Shooting The Messenger - National Roundtable On Environment And Economy

SL
Siskinds LLP

Contributor

Since 1937, Siskinds has been that firm of specialists serving individuals, families and businesses in southwestern Ontario and Canada from our offices in London, Sarnia and Quebec City. We’ve grown as the world around us has evolved. Today, we are a team of over 230 lawyers and support staff covering personal, business, personal injury and class action law and over 25 specialized practice areas.
The National Roundtable on the Environment and the Economy was created 25 years ago to advise the Canadian government how to achieve a sustainable economy.
Canada Environment

The National Roundtable on the Environment and the Economy (NRTEE) was created 25 years ago to advise the Canadian government how to achieve a sustainable economy. It operated as an arm's length policy advisory agency with multi-stakeholder, cross Canada representation. The NRTEE took its job seriously, and its reports, especially on climate change, repeatedly embarrassed the Conservatives. Last May, they announced that NRTEE funding would cease at the end of March 2013. That time has come.

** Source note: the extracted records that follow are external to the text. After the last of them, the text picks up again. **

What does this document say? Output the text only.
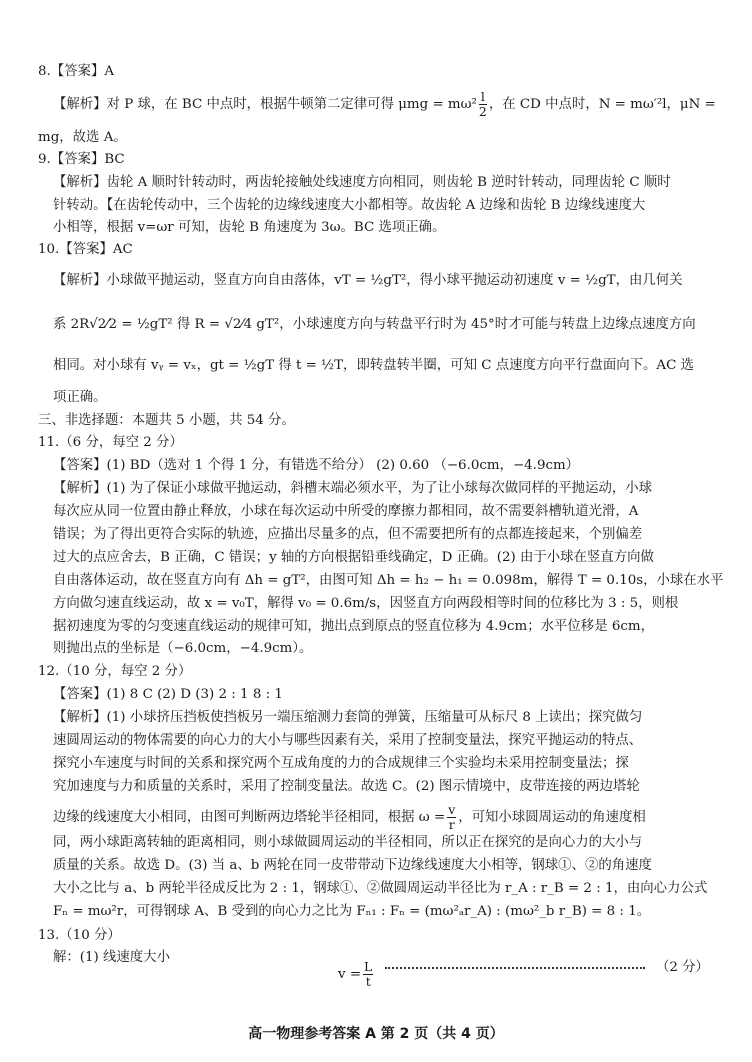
8.【答案】A
【解析】对 P 球，在 BC 中点时，根据牛顿第二定律可得 $\mu mg = m\omega^2 \frac{l}{2}$ ，在 CD 中点时，N = mω′²l，μN =
mg，故选 A。
9.【答案】BC
【解析】齿轮 A 顺时针转动时，两齿轮接触处线速度方向相同，则齿轮 B 逆时针转动，同理齿轮 C 顺时
针转动。【在齿轮传动中，三个齿轮的边缘线速度大小都相等。故齿轮 A 边缘和齿轮 B 边缘线速度大
小相等，根据 v=ωr 可知，齿轮 B 角速度为 3ω。BC 选项正确。
10.【答案】AC
【解析】小球做平抛运动，竖直方向自由落体，vT = ½gT²，得小球平抛运动初速度 v = ½gT，由几何关
系 2R√2⁄2 = ½gT² 得 R = √2⁄4 gT²，小球速度方向与转盘平行时为 45°时才可能与转盘上边缘点速度方向
相同。对小球有 vᵧ = vₓ，gt = ½gT 得 t = ½T，即转盘转半圈，可知 C 点速度方向平行盘面向下。AC 选
项正确。
三、非选择题：本题共 5 小题，共 54 分。
11.（6 分，每空 2 分）
【答案】(1) BD（选对 1 个得 1 分，有错选不给分） (2) 0.60 （−6.0cm，−4.9cm）
【解析】(1) 为了保证小球做平抛运动，斜槽末端必须水平，为了让小球每次做同样的平抛运动，小球
每次应从同一位置由静止释放，小球在每次运动中所受的摩擦力都相同，故不需要斜槽轨道光滑，A
错误；为了得出更符合实际的轨迹，应描出尽量多的点，但不需要把所有的点都连接起来，个别偏差
过大的点应舍去，B 正确，C 错误；y 轴的方向根据铅垂线确定，D 正确。(2) 由于小球在竖直方向做
自由落体运动，故在竖直方向有 Δh = gT²，由图可知 Δh = h₂ − h₁ = 0.098m，解得 T = 0.10s，小球在水平
方向做匀速直线运动，故 x = v₀T，解得 v₀ = 0.6m/s，因竖直方向两段相等时间的位移比为 3 : 5，则根
据初速度为零的匀变速直线运动的规律可知，抛出点到原点的竖直位移为 4.9cm；水平位移是 6cm，
则抛出点的坐标是（−6.0cm，−4.9cm）。
12.（10 分，每空 2 分）
【答案】(1) 8 C (2) D (3) 2 : 1 8 : 1
【解析】(1) 小球挤压挡板使挡板另一端压缩测力套筒的弹簧，压缩量可从标尺 8 上读出；探究做匀
速圆周运动的物体需要的向心力的大小与哪些因素有关，采用了控制变量法，探究平抛运动的特点、
探究小车速度与时间的关系和探究两个互成角度的力的合成规律三个实验均未采用控制变量法；探
究加速度与力和质量的关系时，采用了控制变量法。故选 C。(2) 图示情境中，皮带连接的两边塔轮
边缘的线速度大小相同，由图可判断两边塔轮半径相同，根据 $\omega = \frac{v}{r}$ ，可知小球圆周运动的角速度相
同，两小球距离转轴的距离相同，则小球做圆周运动的半径相同，所以正在探究的是向心力的大小与
质量的关系。故选 D。(3) 当 a、b 两轮在同一皮带带动下边缘线速度大小相等，钢球①、②的角速度
大小之比与 a、b 两轮半径成反比为 2 : 1，钢球①、②做圆周运动半径比为 r_A : r_B = 2 : 1，由向心力公式
Fₙ = mω²r，可得钢球 A、B 受到的向心力之比为 Fₙ₁ : Fₙ = (mω²ₐr_A) : (mω²_b r_B) = 8 : 1。
13.（10 分）
解：(1) 线速度大小
$v = \frac{L}{t}$	（2 分）
高一物理参考答案 A 第 2 页（共 4 页）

Not content with preventing the NRTEE from issuing any new reports, the Conservatives have also taken steps to minimize future access to its existing reports, which are so critical of them. NRTEE had arranged to transfer its documents to the website of Sustainable Prosperity, a think-tank based at the University of Ottawa, where the documents would have been easily searchable and accessed.

Instead, at the last moment federal Minister of the Environment Peter Kent forced the NTREE to transfer its documents only to Library And Archives Canada ("LAC"), where he "intends" that the information will be made available "in accordance with Government Canada Information and Publications Policies". The LAC was established in 2004 by the Library and Archives of Canada Act, with its stated purposes including preservation of Canada's documentary heritage, being a source of enduring knowledge that is accessible to everyone, and serving as the "continuing memory" of the federal government.

Unfortunately, the "continuing memory" of the federal government doesn't seem to include sharing knowledge with the public or media. Documents on that website site are not Google-able (why on earth not?) and generally very hard to access. Very recently, the new LAC Code of Conduct came into force. The Code has been roundly criticized as an instrument that will muzzle LAC employees.

How ironic, sad, frightening and infuriating, that Mr. Kent, a former journalist, would go so far to hide NRTEE documents from the public. So here we are, in a "free" democracy, where our government is methodically shutting down environmental research, silencing environmental scientists, and hiding existing reports. Is it all to keep us quiet about the adverse effects of the tar sands?